Daily: One load of laundry, dishes, spot sweep, wipe down kitchen counters and table, pick up clutter, throw all of the kids toys into their room right before bed... pretty basic stuff. 

Monday: Dusting & Decluttering 

Tuesday: Thorough Sweep & Mop floors. This one actually rotates. One week I'll sweep and mop the bathrooms, the next I'll do the hallways and the dining room. I try to do the kitchen every week. And sometimes, I don't mop and just do a really thorough sweeping job. And sometimes, I don't do it at all.

Wednesday: Vacuum. Again, I try to vacuum all the bedrooms, but if I don't have time I'll just hit the main living areas. 

Thursday: Clean Surfaces. By this I mean: bathroom counters, kitchen counters, mirrors, windows, kitchen appliances, etc. You may notice a pattern here but, I don't do all of these every week. But it's pretty easy to spray and wipe, so I get to at least a few. 

Friday: Tubs & Toilets. Self-explanatory. 

Saturday: Our sabbath - no cleaning or laundry or anything. We use paper plates and I cook as little as humanly possible. 

Sunday: Maybe do some laundry, but try to keep this day low key as well, usually we have a lot of meetings and ministry responsibilities on this day. 

3. I use a planner. 

It is insane how organized you have to be to manage a house, and we don't even have a big one. For you Downton Abbey fans out there, you may wonder, "What does Hughes actually do, besides bailing out the maids and crushing on Carson?" A LOT, okay? A WHOLE LOT. 

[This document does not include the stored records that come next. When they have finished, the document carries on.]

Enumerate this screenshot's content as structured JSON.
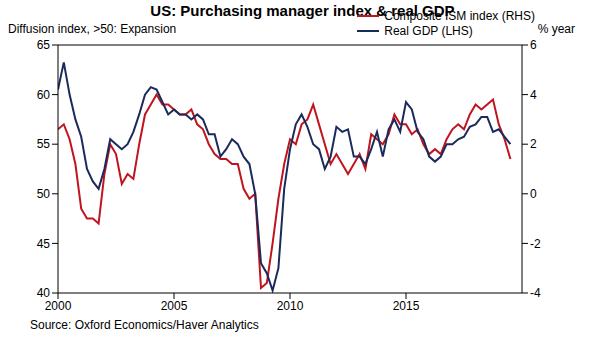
{
  "chart_data": {
    "type": "line",
    "title": "US: Purchasing manager index & real GDP",
    "source": "Source: Oxford Economics/Haver Analytics",
    "y_label": "Diffusion index, >50: Expansion",
    "y2_label": "% year",
    "x": [
      2000,
      2000.25,
      2000.5,
      2000.75,
      2001,
      2001.25,
      2001.5,
      2001.75,
      2002,
      2002.25,
      2002.5,
      2002.75,
      2003,
      2003.25,
      2003.5,
      2003.75,
      2004,
      2004.25,
      2004.5,
      2004.75,
      2005,
      2005.25,
      2005.5,
      2005.75,
      2006,
      2006.25,
      2006.5,
      2006.75,
      2007,
      2007.25,
      2007.5,
      2007.75,
      2008,
      2008.25,
      2008.5,
      2008.75,
      2009,
      2009.25,
      2009.5,
      2009.75,
      2010,
      2010.25,
      2010.5,
      2010.75,
      2011,
      2011.25,
      2011.5,
      2011.75,
      2012,
      2012.25,
      2012.5,
      2012.75,
      2013,
      2013.25,
      2013.5,
      2013.75,
      2014,
      2014.25,
      2014.5,
      2014.75,
      2015,
      2015.25,
      2015.5,
      2015.75,
      2016,
      2016.25,
      2016.5,
      2016.75,
      2017,
      2017.25,
      2017.5,
      2017.75,
      2018,
      2018.25,
      2018.5,
      2018.75,
      2019,
      2019.25,
      2019.5
    ],
    "xlim": [
      2000,
      2020
    ],
    "xticks": [
      2000,
      2005,
      2010,
      2015
    ],
    "ylim": [
      40,
      65
    ],
    "yticks": [
      40,
      45,
      50,
      55,
      60,
      65
    ],
    "y2lim": [
      -4,
      6
    ],
    "y2ticks": [
      -4,
      -2,
      0,
      2,
      4,
      6
    ],
    "legend": "top right",
    "grid": false,
    "series": [
      {
        "name": "Composite ISM index (RHS)",
        "color": "#c0141e",
        "values": [
          56.5,
          57,
          55.5,
          53,
          48.5,
          47.5,
          47.5,
          47,
          52,
          55,
          54,
          51,
          52,
          51.5,
          55,
          58,
          59,
          60,
          59,
          59,
          58.5,
          58,
          58,
          58.5,
          57,
          56.5,
          55,
          54,
          53.5,
          53.5,
          53,
          53,
          50.5,
          49.5,
          50,
          40.5,
          41,
          45,
          49.5,
          53,
          55.5,
          55,
          57,
          57.5,
          59,
          57,
          55,
          53,
          54,
          53,
          52,
          53,
          54,
          52.5,
          56,
          55.5,
          55,
          56,
          58,
          57,
          57,
          56,
          56.5,
          55,
          54,
          54.5,
          54,
          55.5,
          56.5,
          57,
          56.5,
          58,
          59,
          58.5,
          59,
          59.5,
          57,
          55.5,
          53.5
        ]
      },
      {
        "name": "Real GDP (LHS)",
        "color": "#1a2a5a",
        "axis": "y2",
        "values": [
          4.2,
          5.3,
          4.0,
          3.0,
          2.3,
          1.0,
          0.5,
          0.2,
          1.0,
          2.2,
          2.0,
          1.8,
          2.0,
          2.5,
          3.2,
          4.0,
          4.3,
          4.2,
          3.7,
          3.2,
          3.4,
          3.2,
          3.2,
          3.0,
          3.2,
          3.0,
          2.4,
          2.4,
          1.5,
          1.8,
          2.2,
          2.0,
          1.5,
          1.2,
          0,
          -2.8,
          -3.2,
          -3.9,
          -3.0,
          0.2,
          1.8,
          2.8,
          3.2,
          2.7,
          2.0,
          1.8,
          1.0,
          1.5,
          2.7,
          2.5,
          2.6,
          1.5,
          1.5,
          1.2,
          1.8,
          2.5,
          1.5,
          2.6,
          3.0,
          2.5,
          3.7,
          3.4,
          2.5,
          2.2,
          1.5,
          1.3,
          1.5,
          2.0,
          2.0,
          2.2,
          2.3,
          2.7,
          2.8,
          3.1,
          3.1,
          2.5,
          2.6,
          2.3,
          2.0
        ]
      }
    ]
  }
}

A planner has been a huge help, and I use a paper planner because writing things down cements them into my head. My to-do list, appointments, meetings, etc. It's been a life-saver. 

These are the ways I have been adulting lately, and I've noticed an increased amount of steadiness and peace in our home. 

My mother-in-law once told me that it took her about five years of full-time stay-at-home management before she got the hang of it. This comforted me inexplicably. I've been doing it for almost three and a half, and still haven't figured out how to schedule doctors and dentist appointments for Kyle and I, but I have figured out how to keep my house from eating all of us alive... so it's a work in progress.

Any epiphanies you've had about how to be an adult? Please share! (And understand that I will likely steal it for my own life.)